While we’re still nowhere near extracting dinosaur-age DNA, this week we learned that scientists have extracted 400,000-year-old DNA from a hominid thighbone. Moreover, what they’ve learned has changed their view of human evolution. What can we learn from really old DNA?
In the Atapuerca Mountains of Northern Spain, there lies an underground cave known as La Sima de los Huesos (“Pit of Bones.”) It’s an immensely rich source of hominid fossils, with more than 6,000 fossils from 28 separate ancient humans already unearthed. A study published in Nature this week describes the analysis of DNA drawn from a femur bone of one of these fossils.
The fossil bones look like those previously found in Neanderthals, but the DNA contained a surprise. Instead of being Neanderthal DNA, it resembled that drawn from fossils of a more recently identified and younger branch of humans, the Denisovans. Before the recent discovery, Denissovan DNA was only found in fossils located in Siberia, so its emergence at the Spanish site is forcing scientists to rethink how the branches of the human family tree merge together. They are now struggling to understand how Denisovan DNA showed up in bones at the Spanish site.
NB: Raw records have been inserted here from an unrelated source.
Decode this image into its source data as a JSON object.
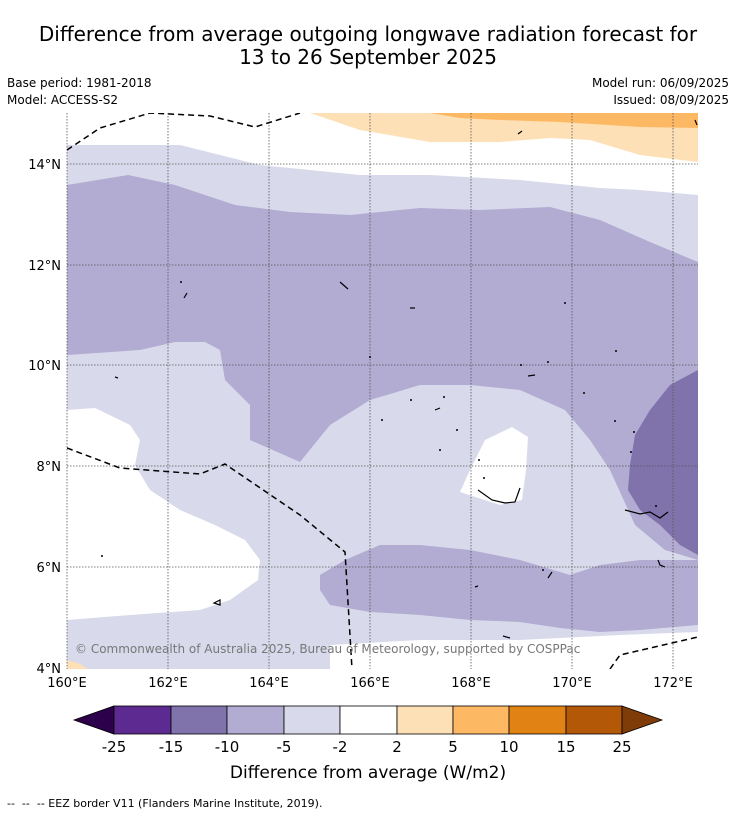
{
  "header": {
    "title_line1": "Difference from average outgoing longwave radiation forecast for",
    "title_line2": "13 to 26 September 2025",
    "base_period": "Base period: 1981-2018",
    "model": "Model: ACCESS-S2",
    "model_run": "Model run: 06/09/2025",
    "issued": "Issued: 08/09/2025"
  },
  "map": {
    "lat_labels": [
      "14°N",
      "12°N",
      "10°N",
      "8°N",
      "6°N",
      "4°N"
    ],
    "lon_labels": [
      "160°E",
      "162°E",
      "164°E",
      "166°E",
      "168°E",
      "170°E",
      "172°E"
    ],
    "copyright": "© Commonwealth of Australia 2025, Bureau of Meteorology, supported by COSPPac"
  },
  "colorbar": {
    "ticks": [
      "-25",
      "-15",
      "-10",
      "-5",
      "-2",
      "2",
      "5",
      "10",
      "15",
      "25"
    ],
    "label": "Difference from average (W/m2)",
    "colors": [
      "#2d004b",
      "#5c2a90",
      "#8073ac",
      "#b2abd2",
      "#d8daeb",
      "#ffffff",
      "#fee0b6",
      "#fdb863",
      "#e08214",
      "#b35806",
      "#7f3b08"
    ]
  },
  "footnote": "--  --  -- EEZ border V11 (Flanders Marine Institute, 2019)."
}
Our current notion about human evolution has divided our evolutionary lineage into three branches: Neanderthal, Denisovans and humans, with humans being the only surviving lineage. Some scientists think that the only real explanation for the “Pit of Bones” Denisovan discovery is that Denisovans and Neanderthals share a common, as yet unidentified, ancestor. If that’s true, it could mean that there are more than three, perhaps many more, branches to the human family tree and that they are more intertwined and extend to more corners of the world than originally thought.
Now that science can extract, examine and sequence DNA that is far older than any previously studied, we might have the tools to solve some of the mysteries of evolution we just uncovered.